I stumbled upon this article on Apartment Therapy touting the virtues of this sort of visual organization. It argues that “rainbowtizing” book collections is not only plausible, but actually EASIER when kids ar involved. I agree. But I was quite surprised to see how many commenters were put off by the idea. One commenter even insists they are “repulsed” by it!

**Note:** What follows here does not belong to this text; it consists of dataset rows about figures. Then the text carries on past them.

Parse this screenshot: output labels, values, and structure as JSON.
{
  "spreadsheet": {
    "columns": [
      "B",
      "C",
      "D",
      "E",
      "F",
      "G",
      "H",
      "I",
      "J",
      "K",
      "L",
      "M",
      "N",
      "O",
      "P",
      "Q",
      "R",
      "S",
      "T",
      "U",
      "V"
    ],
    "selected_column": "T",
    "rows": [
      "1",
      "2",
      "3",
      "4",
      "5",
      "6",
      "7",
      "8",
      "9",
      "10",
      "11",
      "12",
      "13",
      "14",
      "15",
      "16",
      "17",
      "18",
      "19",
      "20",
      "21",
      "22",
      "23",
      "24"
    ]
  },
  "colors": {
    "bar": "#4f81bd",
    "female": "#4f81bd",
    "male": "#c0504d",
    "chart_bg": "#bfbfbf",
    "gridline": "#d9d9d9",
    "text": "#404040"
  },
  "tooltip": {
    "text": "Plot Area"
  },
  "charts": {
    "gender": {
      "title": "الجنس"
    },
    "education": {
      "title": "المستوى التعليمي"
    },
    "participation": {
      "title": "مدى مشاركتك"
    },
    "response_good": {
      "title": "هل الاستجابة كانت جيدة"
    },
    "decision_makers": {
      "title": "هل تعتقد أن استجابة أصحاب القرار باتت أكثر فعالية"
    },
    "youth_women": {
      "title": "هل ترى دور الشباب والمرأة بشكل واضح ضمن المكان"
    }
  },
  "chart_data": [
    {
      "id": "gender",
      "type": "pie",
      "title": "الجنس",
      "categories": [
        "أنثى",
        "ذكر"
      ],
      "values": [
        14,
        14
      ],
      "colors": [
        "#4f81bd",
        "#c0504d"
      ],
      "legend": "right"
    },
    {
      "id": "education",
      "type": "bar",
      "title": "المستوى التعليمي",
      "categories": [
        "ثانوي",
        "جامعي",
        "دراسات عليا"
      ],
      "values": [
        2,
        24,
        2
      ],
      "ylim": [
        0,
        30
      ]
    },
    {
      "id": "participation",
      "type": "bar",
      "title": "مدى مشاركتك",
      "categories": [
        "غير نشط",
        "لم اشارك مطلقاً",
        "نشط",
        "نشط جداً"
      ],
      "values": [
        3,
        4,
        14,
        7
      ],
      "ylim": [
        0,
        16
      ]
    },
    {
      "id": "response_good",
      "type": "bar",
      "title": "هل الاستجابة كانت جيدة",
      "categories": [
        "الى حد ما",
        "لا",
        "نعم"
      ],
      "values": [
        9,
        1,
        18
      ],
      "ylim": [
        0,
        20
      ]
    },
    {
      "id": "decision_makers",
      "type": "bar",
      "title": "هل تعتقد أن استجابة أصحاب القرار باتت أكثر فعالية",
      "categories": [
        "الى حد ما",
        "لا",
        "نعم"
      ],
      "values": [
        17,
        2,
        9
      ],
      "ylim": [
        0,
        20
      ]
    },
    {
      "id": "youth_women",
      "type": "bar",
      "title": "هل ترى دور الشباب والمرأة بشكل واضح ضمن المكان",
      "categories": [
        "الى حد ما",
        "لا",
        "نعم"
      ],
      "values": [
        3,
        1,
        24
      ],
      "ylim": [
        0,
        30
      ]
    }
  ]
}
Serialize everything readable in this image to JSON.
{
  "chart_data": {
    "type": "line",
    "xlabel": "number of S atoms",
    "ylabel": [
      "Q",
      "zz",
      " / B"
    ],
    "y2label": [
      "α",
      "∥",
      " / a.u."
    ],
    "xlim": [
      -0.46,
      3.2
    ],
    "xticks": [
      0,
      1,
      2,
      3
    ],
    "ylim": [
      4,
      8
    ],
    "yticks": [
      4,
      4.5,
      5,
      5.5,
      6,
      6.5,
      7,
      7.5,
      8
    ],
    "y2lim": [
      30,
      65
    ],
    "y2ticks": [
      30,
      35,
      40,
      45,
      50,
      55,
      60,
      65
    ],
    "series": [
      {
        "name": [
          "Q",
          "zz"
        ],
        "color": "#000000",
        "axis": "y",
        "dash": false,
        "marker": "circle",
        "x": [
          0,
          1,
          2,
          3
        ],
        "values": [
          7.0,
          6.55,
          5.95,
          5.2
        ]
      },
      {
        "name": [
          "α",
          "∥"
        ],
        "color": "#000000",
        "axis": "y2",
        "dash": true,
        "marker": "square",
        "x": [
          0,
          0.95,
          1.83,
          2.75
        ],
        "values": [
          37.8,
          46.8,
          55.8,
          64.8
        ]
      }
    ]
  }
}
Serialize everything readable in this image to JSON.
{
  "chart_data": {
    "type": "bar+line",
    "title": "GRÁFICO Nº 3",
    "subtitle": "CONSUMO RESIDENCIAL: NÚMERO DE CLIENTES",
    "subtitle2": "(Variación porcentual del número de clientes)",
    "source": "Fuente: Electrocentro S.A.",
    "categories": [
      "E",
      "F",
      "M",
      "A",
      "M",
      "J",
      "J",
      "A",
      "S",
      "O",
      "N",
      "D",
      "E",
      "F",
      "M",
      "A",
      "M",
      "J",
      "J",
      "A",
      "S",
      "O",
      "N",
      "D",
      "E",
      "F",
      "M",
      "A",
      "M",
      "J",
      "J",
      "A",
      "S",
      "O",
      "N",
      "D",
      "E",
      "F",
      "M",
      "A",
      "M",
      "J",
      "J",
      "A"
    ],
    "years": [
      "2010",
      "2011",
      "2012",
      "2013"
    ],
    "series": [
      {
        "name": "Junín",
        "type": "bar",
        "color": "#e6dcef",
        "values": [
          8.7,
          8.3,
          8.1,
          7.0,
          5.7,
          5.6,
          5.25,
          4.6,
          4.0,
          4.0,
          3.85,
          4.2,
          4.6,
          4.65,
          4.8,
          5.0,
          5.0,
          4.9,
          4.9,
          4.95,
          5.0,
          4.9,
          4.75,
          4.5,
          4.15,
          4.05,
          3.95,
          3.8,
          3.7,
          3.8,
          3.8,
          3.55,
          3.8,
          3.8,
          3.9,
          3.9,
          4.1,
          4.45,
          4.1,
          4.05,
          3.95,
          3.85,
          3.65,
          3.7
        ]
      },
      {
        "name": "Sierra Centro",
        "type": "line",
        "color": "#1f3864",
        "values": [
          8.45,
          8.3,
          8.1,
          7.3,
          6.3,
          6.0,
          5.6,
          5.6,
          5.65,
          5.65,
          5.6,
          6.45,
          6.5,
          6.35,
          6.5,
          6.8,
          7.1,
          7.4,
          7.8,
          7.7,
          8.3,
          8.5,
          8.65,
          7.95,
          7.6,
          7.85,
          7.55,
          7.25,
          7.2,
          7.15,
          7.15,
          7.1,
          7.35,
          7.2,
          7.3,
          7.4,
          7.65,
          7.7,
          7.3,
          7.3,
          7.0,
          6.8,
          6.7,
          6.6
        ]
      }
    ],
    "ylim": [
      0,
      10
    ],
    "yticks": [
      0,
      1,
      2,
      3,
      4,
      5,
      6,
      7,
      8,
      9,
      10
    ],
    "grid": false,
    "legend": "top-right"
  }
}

The way these commenters are bashing them, you’d think a rainbow bookshelf attacked them personally. If you are suffering from outrage fatigue, you may want to avoid the comment section of this article. 😉

How Do You Organize?

I organize my yarn by color, my fabric, pencils and closet by color, so maybe the bookshelf is just the next logical step in my highly visual brain. How do you organize your bookshelves? Do you use the classic alphabetical sort, or the subjective “genre” approach?

Amanda Ilkov
Amanda Ilkov
Articles: 95

2 Comments

  1. I never thought of organizing my books by color!! I do it by author and by size — I want it to be visually pleasing, but seriously never thought of the color of the books! Now I have a new perspective!

    • Now you have another option Tammy! It’s such a beautiful way to display books if you have a large collection.